A execução do projecto foi entregue a uma empresa sul-africana em associação com outras empresas nacionais sob a tutela do Ministério das Obras Públicas e Urbanismo (MOPU), que propôs a contratação de uma empresa privada para comercializar as casas e tratar da regularização de toda a propriedade. É aqui que entra a Imogestin, uma empresa ligada ao Banco Africano de Investimento, o principal suporte financeiro na primeira fase do projecto.
Em 2001, o mesmo ministério apresentou outra medida que originou o actual consórcio Imogestin-Afri com, sustentando que depois da construção deveria ser criada uma estrutura de manutenção e gestão das infra- estruturas da urbanização, nomeadamente a Estação de Tratamento de Águas Residuais, a subestação de energia, água e a rede viária e de saneamento. Uma experiência piloto para autonomizar a urbanização através de uma parceria público-privada, o CM aceitou a proposta e foi então aberto um concurso público para a entrada de uma empresa que se associasse à Imogestin, que até aí estava envolvida na venda dos fogos e na gestão dos residentes, impedindo construções anárquicas.
A Afri com foi seleccionada na altura pelo Ministério do Urbanismo Ambiente, para a parceria de gestão porque apresentava mais experiência, 'know- -how' e também porque foi projectista na fase inicial do Nova Vida. A partir desse momento, houve dois anos para pôr em marcha a iniciativa que segundo revelou Rui Cruz, presidente do Conselho de Administração da Imogestin, 'se deparou com as mais diferentes resistências da EDEL, EPAL, ELISAL, e dos ministérios'. Em2004, foi aprovada a resolução do CM que definia os princípios de gestão e manutenção do Nova Vida. Sendo que uma parte dos custos teria que ser suportado pelos moradores através das taxas de condomínio e das taxas de saneamento, o Estado suportaria a infra-estrutura de manutenção da ETAR.

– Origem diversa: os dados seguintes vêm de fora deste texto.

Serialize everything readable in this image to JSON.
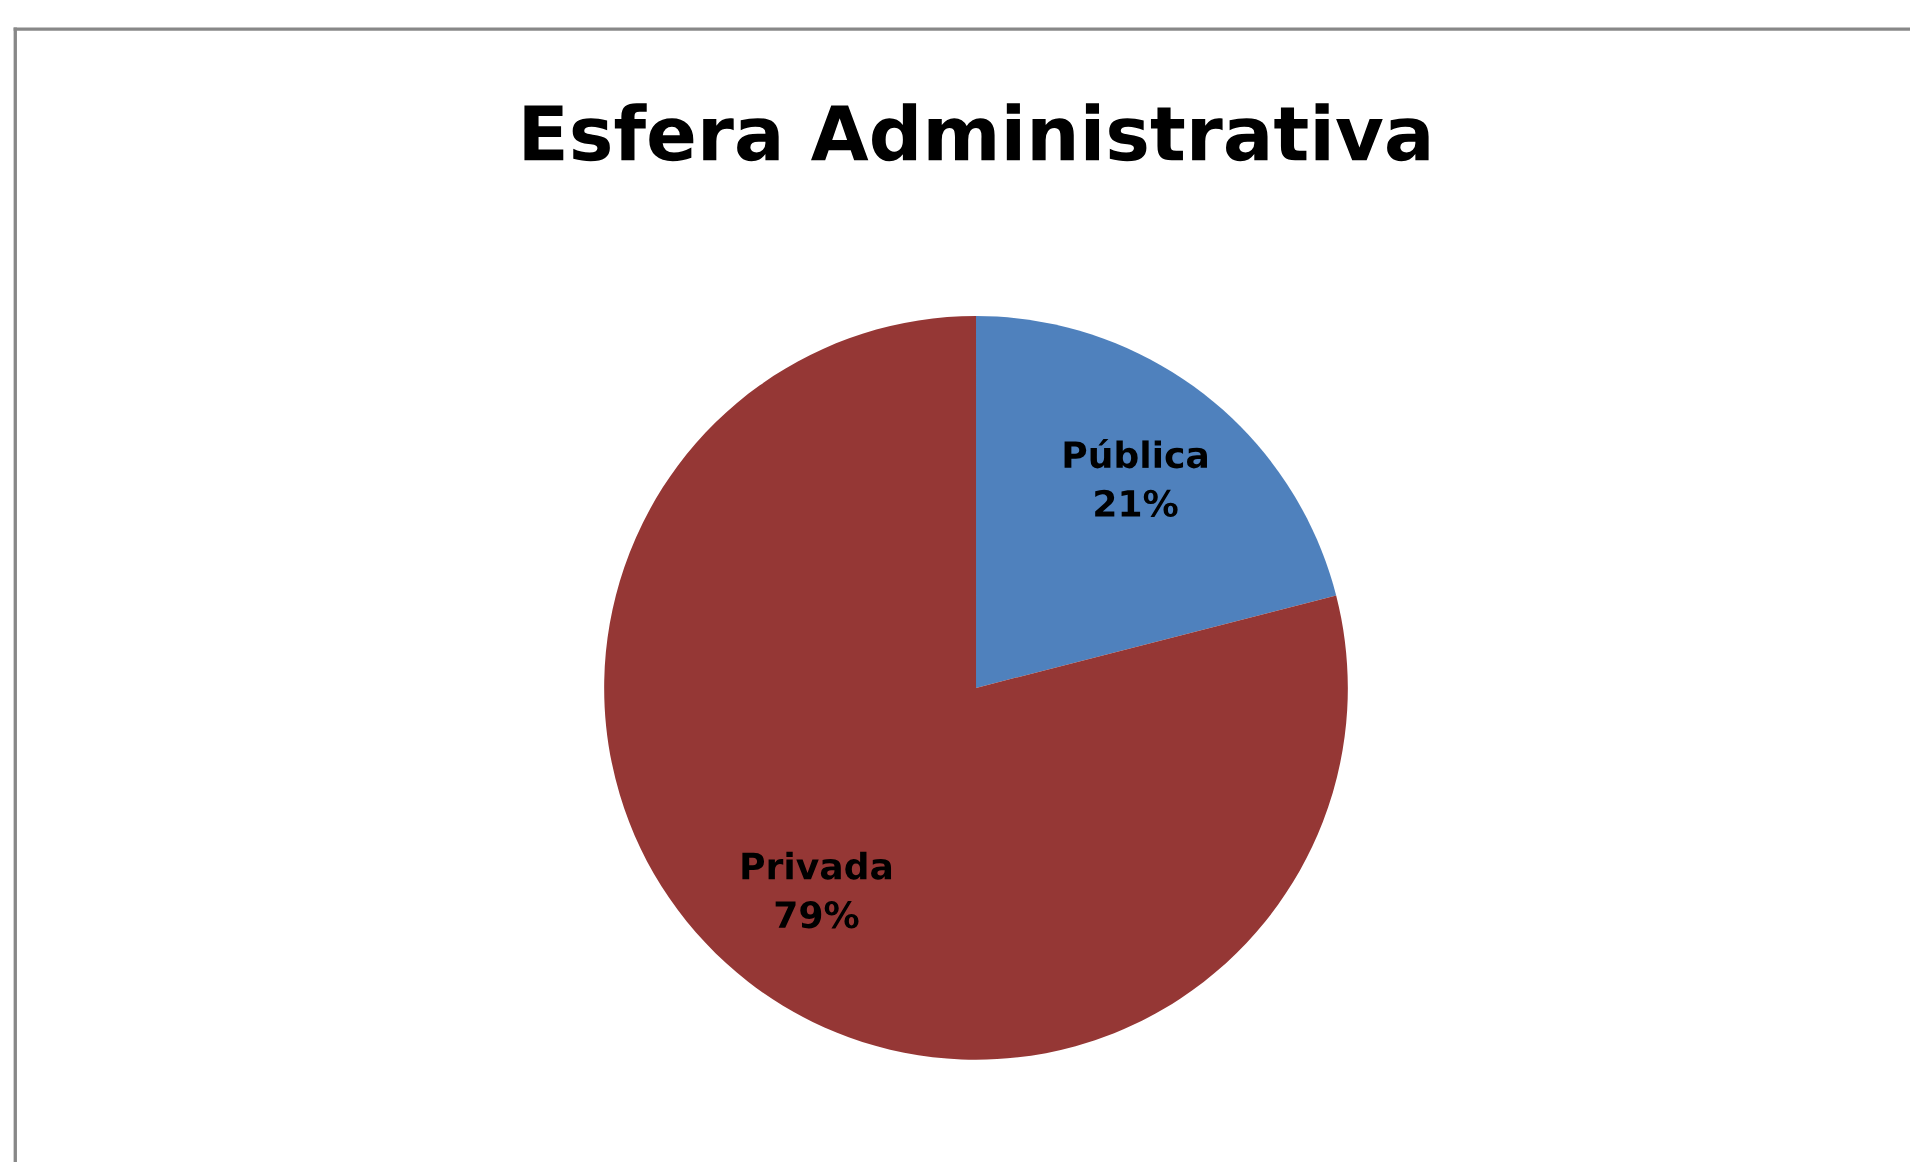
{
  "chart_data": {
    "type": "pie",
    "title": "Esfera Administrativa",
    "categories": [
      "Pública",
      "Privada"
    ],
    "values": [
      21,
      79
    ],
    "colors": [
      "#4f81bd",
      "#953735"
    ],
    "value_labels": [
      "21%",
      "79%"
    ]
  }
}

Só três anos depois, foi implementado o projecto de gestão e logo de início com algumas limitações 'porque alguns ministérios não contemplaram, nos seus sistemas, a comparticipação das taxas de condomínio e com o tal algumas pessoas não participaram neste esforço'. Os funcionários públicos estão integrados num sistema de regime de venda em rede resolúvel, depois de definido o valor da casa é fraccionado em prestações durante 20 anos sem juros.
Cerca de 170 USD por mês no caso dos apartamentos e nas vivendas T3, 300 a 400 USD/mês. 'Acrescentar a este valor 10, 12 USD era uma quantia quase insignificante. Não se conseguiu fazer com que o Governo aprovasse a comparticipação na taxa de condomínio e de saneamento e isso criou alguma dificuldade de sustentação financeira', referiu Rui Cruz, admitindo que 'o modelo não é simples para anos a cultura e a falta de pagamento regular da luz e da água' tem originado problemas. Contudo, o PCA da Imogestin defende que no âmbito do programa nacional de habitação, o Governo deverá avaliar esta experiência e transportá-la para outras províncias.
'Estou convencido que nas novas urbanizações que vão surgir pelo País, o figurino mais adequado é este, ainda que tenhamos que corrigir algumas questões. A EDEL e a EPAL mesmo ao nível das províncias têm algumas dificuldades e hoje cada vez mais a parceria público-privada é a solução'. 'Serão projectos como o Nova Vida que poderão ter 20, 30 mil pessoas em espaços com alguma autonomia, onde os moradores pagam os serviços e uma dinâmica de gestão que assegure eficiência, se há um buraco na estrada, que se tape o buraco logo e não ficar à espera que se transforme numa cratera'.